JNChell - I showed her my soft, vulnerable and anxious side. Also, my caring supportive and protective side.
Of course, bigger picture, I know these personality traits are generally very unattractive for women, who seem to respond to large doses of aloofness.
theyre not (unattractive). they dont (respond to aloofness).
broadly speaking, this may have a lot more to do with inner beliefs, as well as the relationships you choose, and some combination of self fulfilling prophecies, and the lessons you have learned from past relationships.
I've come to realise that she had fallen in love with the guarded and cold me, and fallen out of love with the "real" me that was lurking underneath.
but you are partly right.
the "real you" wasnt rejected. that is ego speaking. the part of you that you guard, and desperately want to be loved for, but fear revealing, was rejected.
and no bones about it, that hurts on a deep, deep level, that can leave long lasting or permanent scars, especially if we learn the wrong lessons from it.
you could learn the lesson that this cold, guarded version is the loveable you that women will accept and love. you could learn that being vulnerable will turn women off. and if you do, your capacity to love and be loved will likely decrease and result in less rewarding relationships.

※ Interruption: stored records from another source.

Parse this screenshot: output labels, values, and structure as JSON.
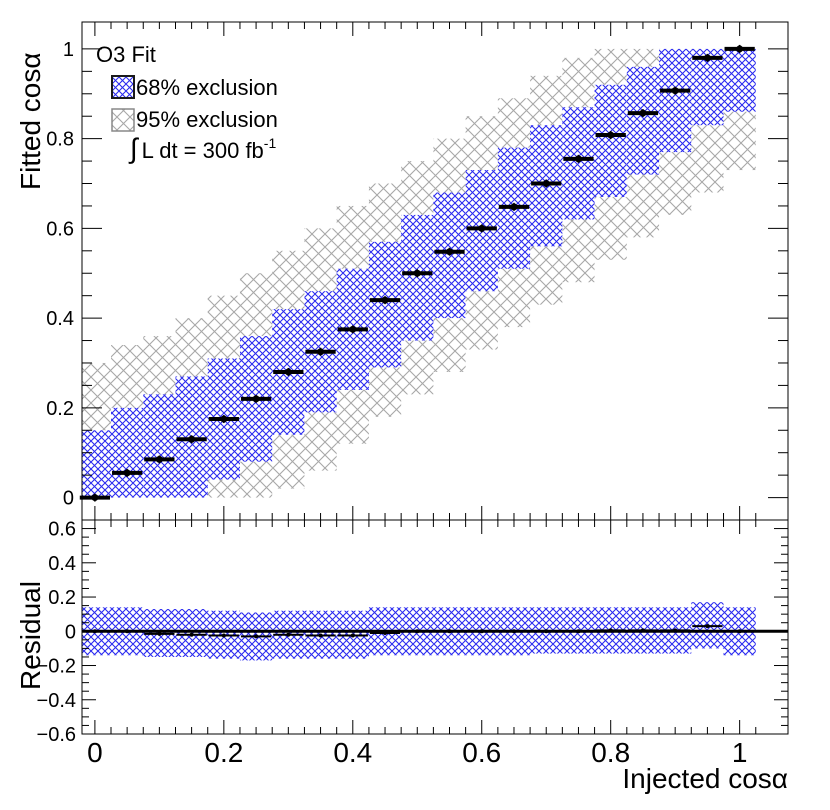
{
  "chart_data": [
    {
      "type": "scatter",
      "panel": "main",
      "xlim": [
        -0.02,
        1.075
      ],
      "ylim": [
        -0.05,
        1.06
      ],
      "ylabel": "Fitted cosα",
      "ytick_labels": [
        "0",
        "0.2",
        "0.4",
        "0.6",
        "0.8",
        "1"
      ],
      "legend_position": "top-left",
      "legend": {
        "title": "O3 Fit",
        "band68_label": "68% exclusion",
        "band95_label": "95% exclusion",
        "lumi_text": "∫ L dt = 300 fb-1",
        "lumi_integral": "∫",
        "lumi_main": "L dt = 300 fb",
        "lumi_sup": "-1"
      },
      "x": [
        0,
        0.05,
        0.1,
        0.15,
        0.2,
        0.25,
        0.3,
        0.35,
        0.4,
        0.45,
        0.5,
        0.55,
        0.6,
        0.65,
        0.7,
        0.75,
        0.8,
        0.85,
        0.9,
        0.95,
        1.0
      ],
      "y": [
        0.0,
        0.055,
        0.085,
        0.13,
        0.175,
        0.22,
        0.28,
        0.325,
        0.375,
        0.44,
        0.5,
        0.548,
        0.6,
        0.648,
        0.7,
        0.755,
        0.808,
        0.857,
        0.907,
        0.98,
        1.0
      ],
      "band68": [
        [
          0.0,
          0.15
        ],
        [
          0.0,
          0.2
        ],
        [
          0.0,
          0.23
        ],
        [
          0.0,
          0.27
        ],
        [
          0.04,
          0.31
        ],
        [
          0.08,
          0.36
        ],
        [
          0.14,
          0.42
        ],
        [
          0.19,
          0.46
        ],
        [
          0.24,
          0.51
        ],
        [
          0.29,
          0.57
        ],
        [
          0.35,
          0.63
        ],
        [
          0.4,
          0.68
        ],
        [
          0.46,
          0.73
        ],
        [
          0.51,
          0.78
        ],
        [
          0.56,
          0.83
        ],
        [
          0.62,
          0.87
        ],
        [
          0.67,
          0.92
        ],
        [
          0.72,
          0.96
        ],
        [
          0.77,
          1.0
        ],
        [
          0.83,
          1.0
        ],
        [
          0.86,
          1.0
        ]
      ],
      "band95": [
        [
          0.0,
          0.3
        ],
        [
          0.0,
          0.34
        ],
        [
          0.0,
          0.36
        ],
        [
          0.0,
          0.4
        ],
        [
          0.0,
          0.45
        ],
        [
          0.0,
          0.5
        ],
        [
          0.02,
          0.55
        ],
        [
          0.06,
          0.6
        ],
        [
          0.12,
          0.65
        ],
        [
          0.18,
          0.7
        ],
        [
          0.23,
          0.75
        ],
        [
          0.28,
          0.8
        ],
        [
          0.33,
          0.85
        ],
        [
          0.38,
          0.89
        ],
        [
          0.43,
          0.94
        ],
        [
          0.48,
          0.98
        ],
        [
          0.53,
          1.0
        ],
        [
          0.58,
          1.0
        ],
        [
          0.63,
          1.0
        ],
        [
          0.68,
          1.0
        ],
        [
          0.73,
          1.0
        ]
      ]
    },
    {
      "type": "scatter",
      "panel": "residual",
      "xlim": [
        -0.02,
        1.075
      ],
      "ylim": [
        -0.6,
        0.65
      ],
      "xlabel": "Injected cosα",
      "ylabel": "Residual",
      "xticks": [
        0,
        0.2,
        0.4,
        0.6,
        0.8,
        1
      ],
      "xtick_labels": [
        "0",
        "0.2",
        "0.4",
        "0.6",
        "0.8",
        "1"
      ],
      "yticks": [
        -0.6,
        -0.4,
        -0.2,
        0,
        0.2,
        0.4,
        0.6
      ],
      "ytick_labels": [
        "−0.6",
        "−0.4",
        "−0.2",
        "0",
        "0.2",
        "0.4",
        "0.6"
      ],
      "reference_line": 0,
      "x": [
        0,
        0.05,
        0.1,
        0.15,
        0.2,
        0.25,
        0.3,
        0.35,
        0.4,
        0.45,
        0.5,
        0.55,
        0.6,
        0.65,
        0.7,
        0.75,
        0.8,
        0.85,
        0.9,
        0.95,
        1.0
      ],
      "y": [
        0.0,
        0.0,
        -0.015,
        -0.02,
        -0.025,
        -0.03,
        -0.02,
        -0.025,
        -0.025,
        -0.01,
        0.0,
        0.0,
        0.0,
        0.0,
        0.0,
        0.0,
        0.005,
        0.005,
        0.005,
        0.03,
        0.0
      ],
      "band": [
        [
          -0.14,
          0.14
        ],
        [
          -0.14,
          0.14
        ],
        [
          -0.15,
          0.13
        ],
        [
          -0.15,
          0.13
        ],
        [
          -0.16,
          0.12
        ],
        [
          -0.17,
          0.11
        ],
        [
          -0.16,
          0.12
        ],
        [
          -0.16,
          0.12
        ],
        [
          -0.16,
          0.12
        ],
        [
          -0.14,
          0.14
        ],
        [
          -0.14,
          0.14
        ],
        [
          -0.14,
          0.14
        ],
        [
          -0.14,
          0.14
        ],
        [
          -0.14,
          0.14
        ],
        [
          -0.13,
          0.14
        ],
        [
          -0.13,
          0.14
        ],
        [
          -0.13,
          0.14
        ],
        [
          -0.13,
          0.14
        ],
        [
          -0.13,
          0.14
        ],
        [
          -0.1,
          0.17
        ],
        [
          -0.14,
          0.14
        ]
      ]
    }
  ]
}
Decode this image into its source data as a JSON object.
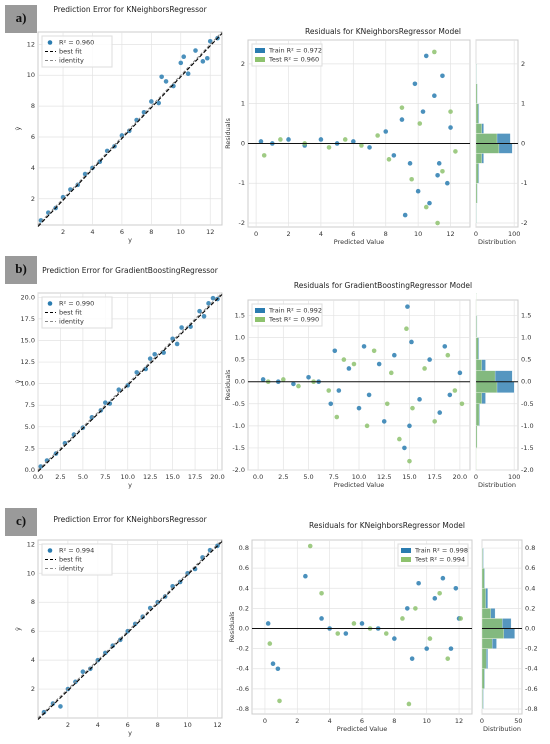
{
  "panels": [
    "a)",
    "b)",
    "c)"
  ],
  "chart_data": [
    {
      "type": "scatter",
      "title": "Prediction Error for KNeighborsRegressor",
      "xlabel": "y",
      "ylabel": "ŷ",
      "legend": "upper left",
      "grid": true,
      "xlim": [
        0.3,
        12.8
      ],
      "xticks": [
        2,
        4,
        6,
        8,
        10,
        12
      ],
      "ylim": [
        0.3,
        12.8
      ],
      "yticks": [
        2,
        4,
        6,
        8,
        10,
        12
      ],
      "series": [
        {
          "name": "R² = 0.960",
          "color": "#2a7cb0",
          "x": [
            0.5,
            1,
            1.5,
            2,
            2.5,
            3,
            3.5,
            4,
            4.5,
            5,
            5.5,
            6,
            6.5,
            7,
            7.5,
            8,
            8.5,
            9,
            9.5,
            10,
            10.5,
            11,
            11.5,
            12,
            12.5,
            8.7,
            10.2,
            11.8
          ],
          "values": [
            0.6,
            1.1,
            1.4,
            2.1,
            2.6,
            2.9,
            3.6,
            4.0,
            4.4,
            5.1,
            5.4,
            6.1,
            6.4,
            7.1,
            7.6,
            8.3,
            8.2,
            9.6,
            9.3,
            10.8,
            10.1,
            11.6,
            10.9,
            12.2,
            12.4,
            9.9,
            11.2,
            11.1
          ]
        }
      ],
      "lines": [
        {
          "name": "best fit",
          "color": "#000000"
        },
        {
          "name": "identity",
          "color": "#888888"
        }
      ]
    },
    {
      "type": "residual",
      "title": "Residuals for KNeighborsRegressor Model",
      "xlabel": "Predicted Value",
      "ylabel": "Residuals",
      "legend": "upper left",
      "grid": true,
      "xlim": [
        -0.5,
        13.2
      ],
      "xticks": [
        0,
        2,
        4,
        6,
        8,
        10,
        12
      ],
      "ylim": [
        -2.1,
        2.6
      ],
      "yticks": [
        -2,
        -1,
        0,
        1,
        2
      ],
      "series": [
        {
          "name": "Train R² = 0.972",
          "color": "#2a7cb0",
          "x": [
            0.3,
            1,
            2,
            3,
            4,
            5,
            6,
            7,
            8,
            8.5,
            9,
            9.5,
            9.8,
            10,
            10.3,
            10.7,
            11,
            11.2,
            11.5,
            11.8,
            12,
            10.5,
            9.2,
            11.3
          ],
          "values": [
            0.05,
            0,
            0.1,
            -0.05,
            0.1,
            0,
            0.05,
            -0.1,
            0.3,
            -0.3,
            0.6,
            -0.5,
            1.5,
            -1.2,
            0.8,
            -1.5,
            1.2,
            -0.8,
            1.7,
            -1.0,
            0.4,
            2.2,
            -1.8,
            -0.5
          ]
        },
        {
          "name": "Test R² = 0.960",
          "color": "#8ec26e",
          "x": [
            0.5,
            1.5,
            3,
            4.5,
            5.5,
            6.5,
            7.5,
            8.2,
            9,
            9.6,
            10.1,
            10.5,
            11,
            11.5,
            12,
            12.3,
            11.2
          ],
          "values": [
            -0.3,
            0.1,
            0,
            -0.1,
            0.1,
            -0.05,
            0.2,
            -0.4,
            0.9,
            -0.9,
            0.5,
            -1.6,
            2.3,
            -0.7,
            0.8,
            -0.2,
            -2.0
          ]
        }
      ],
      "distribution": {
        "xlabel": "Distribution",
        "xlim": [
          0,
          110
        ],
        "xticks": [
          0,
          100
        ],
        "bins": [
          -2,
          -1.5,
          -1,
          -0.5,
          -0.25,
          0,
          0.25,
          0.5,
          1,
          1.5,
          2
        ],
        "counts": [
          [
            2,
            4,
            8,
            20,
            95,
            90,
            20,
            8,
            4,
            2
          ],
          [
            1,
            3,
            6,
            15,
            60,
            55,
            15,
            6,
            3,
            1
          ]
        ]
      }
    },
    {
      "type": "scatter",
      "title": "Prediction Error for GradientBoostingRegressor",
      "xlabel": "y",
      "ylabel": "ŷ",
      "legend": "upper left",
      "grid": true,
      "xlim": [
        0,
        20.5
      ],
      "xticks": [
        {
          "value": 0,
          "label": "0.0"
        },
        2.5,
        {
          "value": 5,
          "label": "5.0"
        },
        7.5,
        {
          "value": 10,
          "label": "10.0"
        },
        12.5,
        {
          "value": 15,
          "label": "15.0"
        },
        17.5,
        {
          "value": 20,
          "label": "20.0"
        }
      ],
      "ylim": [
        0,
        20.5
      ],
      "yticks": [
        {
          "value": 0,
          "label": "0.0"
        },
        2.5,
        {
          "value": 5,
          "label": "5.0"
        },
        7.5,
        {
          "value": 10,
          "label": "10.0"
        },
        12.5,
        {
          "value": 15,
          "label": "15.0"
        },
        17.5,
        {
          "value": 20,
          "label": "20.0"
        }
      ],
      "series": [
        {
          "name": "R² = 0.990",
          "color": "#2a7cb0",
          "x": [
            0.3,
            1,
            2,
            3,
            4,
            5,
            6,
            7,
            7.5,
            8,
            9,
            10,
            11,
            12,
            12.5,
            13,
            14,
            15,
            15.5,
            16,
            17,
            18,
            18.5,
            19,
            19.5,
            20
          ],
          "values": [
            0.4,
            1.1,
            1.9,
            3.1,
            4.1,
            4.9,
            6.1,
            6.9,
            7.8,
            7.7,
            9.3,
            9.8,
            11.3,
            11.7,
            12.9,
            13.4,
            13.6,
            15.2,
            14.6,
            16.5,
            16.6,
            18.4,
            17.8,
            19.3,
            19.9,
            19.8
          ]
        }
      ],
      "lines": [
        {
          "name": "best fit",
          "color": "#000000"
        },
        {
          "name": "identity",
          "color": "#888888"
        }
      ]
    },
    {
      "type": "residual",
      "title": "Residuals for GradientBoostingRegressor Model",
      "xlabel": "Predicted Value",
      "ylabel": "Residuals",
      "legend": "upper left",
      "grid": true,
      "xlim": [
        -1,
        21
      ],
      "xticks": [
        {
          "value": 0,
          "label": "0.0"
        },
        2.5,
        {
          "value": 5,
          "label": "5.0"
        },
        7.5,
        {
          "value": 10,
          "label": "10.0"
        },
        12.5,
        {
          "value": 15,
          "label": "15.0"
        },
        17.5,
        {
          "value": 20,
          "label": "20.0"
        }
      ],
      "ylim": [
        -2,
        1.85
      ],
      "yticks": [
        {
          "value": -2,
          "label": "-2.0"
        },
        -1.5,
        {
          "value": -1,
          "label": "-1.0"
        },
        -0.5,
        {
          "value": 0,
          "label": "0.0"
        },
        0.5,
        {
          "value": 1,
          "label": "1.0"
        },
        1.5
      ],
      "series": [
        {
          "name": "Train R² = 0.992",
          "color": "#2a7cb0",
          "x": [
            0.5,
            2,
            3.5,
            5,
            6,
            7.2,
            7.6,
            8,
            9,
            10,
            10.5,
            11,
            12,
            12.5,
            13.5,
            14.5,
            14.8,
            15,
            15.2,
            16,
            17,
            18,
            18.5,
            19,
            20
          ],
          "values": [
            0.05,
            0,
            -0.05,
            0.1,
            0,
            -0.5,
            0.7,
            -0.2,
            0.3,
            -0.6,
            0.8,
            -0.3,
            0.4,
            -0.9,
            0.6,
            -1.5,
            1.7,
            -1.0,
            0.9,
            -0.4,
            0.5,
            -0.7,
            0.8,
            -0.3,
            0.2
          ]
        },
        {
          "name": "Test R² = 0.990",
          "color": "#8ec26e",
          "x": [
            1,
            2.5,
            4,
            5.5,
            7,
            7.8,
            8.5,
            9.5,
            10.8,
            11.5,
            12.8,
            13.2,
            14,
            14.7,
            15,
            15.3,
            16.5,
            17.5,
            18.8,
            19.5,
            20.2
          ],
          "values": [
            0,
            0.05,
            -0.1,
            0,
            -0.2,
            -0.8,
            0.5,
            0.4,
            -1.0,
            0.7,
            -0.5,
            0.2,
            -1.3,
            1.2,
            -1.8,
            -0.6,
            0.3,
            -0.9,
            0.6,
            -0.2,
            -0.5
          ]
        }
      ],
      "distribution": {
        "xlabel": "Distribution",
        "xlim": [
          0,
          110
        ],
        "xticks": [
          0,
          100
        ],
        "bins": [
          -2,
          -1.5,
          -1,
          -0.5,
          -0.25,
          0,
          0.25,
          0.5,
          1,
          1.5,
          2
        ],
        "counts": [
          [
            1,
            3,
            10,
            25,
            100,
            95,
            25,
            8,
            3,
            1
          ],
          [
            1,
            3,
            8,
            15,
            55,
            50,
            15,
            6,
            2,
            1
          ]
        ]
      }
    },
    {
      "type": "scatter",
      "title": "Prediction Error for KNeighborsRegressor",
      "xlabel": "y",
      "ylabel": "ŷ",
      "legend": "upper left",
      "grid": true,
      "xlim": [
        0,
        12.3
      ],
      "xticks": [
        2,
        4,
        6,
        8,
        10,
        12
      ],
      "ylim": [
        0,
        12.3
      ],
      "yticks": [
        2,
        4,
        6,
        8,
        10,
        12
      ],
      "series": [
        {
          "name": "R² = 0.994",
          "color": "#2a7cb0",
          "x": [
            0.4,
            1,
            1.5,
            2,
            2.5,
            3,
            3.5,
            4,
            4.5,
            5,
            5.5,
            6,
            6.5,
            7,
            7.5,
            8,
            8.5,
            9,
            9.5,
            10,
            10.5,
            11,
            11.5,
            12
          ],
          "values": [
            0.4,
            1.0,
            0.8,
            2.0,
            2.5,
            3.2,
            3.4,
            4.0,
            4.5,
            5.0,
            5.4,
            6.0,
            6.5,
            7.0,
            7.6,
            8.0,
            8.4,
            9.1,
            9.4,
            10.0,
            10.3,
            11.1,
            11.6,
            11.9
          ]
        }
      ],
      "lines": [
        {
          "name": "best fit",
          "color": "#000000"
        },
        {
          "name": "identity",
          "color": "#888888"
        }
      ]
    },
    {
      "type": "residual",
      "title": "Residuals for KNeighborsRegressor Model",
      "xlabel": "Predicted Value",
      "ylabel": "Residuals",
      "legend": "upper right",
      "grid": true,
      "xlim": [
        -0.8,
        12.8
      ],
      "xticks": [
        0,
        2,
        4,
        6,
        8,
        10,
        12
      ],
      "ylim": [
        -0.85,
        0.88
      ],
      "yticks": [
        -0.8,
        -0.6,
        -0.4,
        -0.2,
        {
          "value": 0,
          "label": "0.0"
        },
        0.2,
        0.4,
        0.6,
        0.8
      ],
      "series": [
        {
          "name": "Train R² = 0.998",
          "color": "#2a7cb0",
          "x": [
            0.2,
            0.5,
            0.8,
            2.5,
            3.5,
            4,
            5,
            6,
            7,
            8,
            8.8,
            9.1,
            9.5,
            10,
            10.5,
            11,
            11.5,
            11.8,
            12
          ],
          "values": [
            0.05,
            -0.35,
            -0.4,
            0.52,
            0.1,
            0,
            -0.05,
            0.05,
            0,
            -0.1,
            0.2,
            -0.3,
            0.45,
            -0.2,
            0.3,
            0.5,
            -0.2,
            0.4,
            0.1
          ]
        },
        {
          "name": "Test R² = 0.994",
          "color": "#8ec26e",
          "x": [
            0.3,
            0.9,
            2.8,
            3.5,
            4.5,
            5.5,
            6.5,
            7.5,
            8.5,
            8.9,
            9.3,
            10.2,
            10.8,
            11.3,
            12.1
          ],
          "values": [
            -0.15,
            -0.72,
            0.82,
            0.35,
            -0.05,
            0.05,
            0,
            -0.05,
            0.1,
            -0.75,
            0.2,
            -0.1,
            0.35,
            -0.3,
            0.1
          ]
        }
      ],
      "distribution": {
        "xlabel": "Distribution",
        "xlim": [
          0,
          55
        ],
        "xticks": [
          0,
          50
        ],
        "bins": [
          -0.8,
          -0.6,
          -0.4,
          -0.2,
          -0.1,
          0,
          0.1,
          0.2,
          0.4,
          0.6,
          0.8
        ],
        "counts": [
          [
            2,
            4,
            8,
            20,
            45,
            40,
            18,
            8,
            4,
            2
          ],
          [
            1,
            3,
            6,
            14,
            30,
            28,
            12,
            5,
            3,
            1
          ]
        ]
      }
    }
  ]
}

on the other hand, you can learn the lesson of becoming the best version of yourself - the
authentic version, that is capable of real strength, and vulnerability, and genuine intimacy.
at the core of this relationship was both the desperate longing for, and crippling fear of intimacy, on both sides. it wasnt a rejection of who either truly was - neither of you were who you truly are.
we love those who love us.
For Love to survive and flourish, it must be reciprocated or it withers away.
that was my attitude at one time, too

i hope youll stick around, Pan. you can learn a lifetime of lessons here.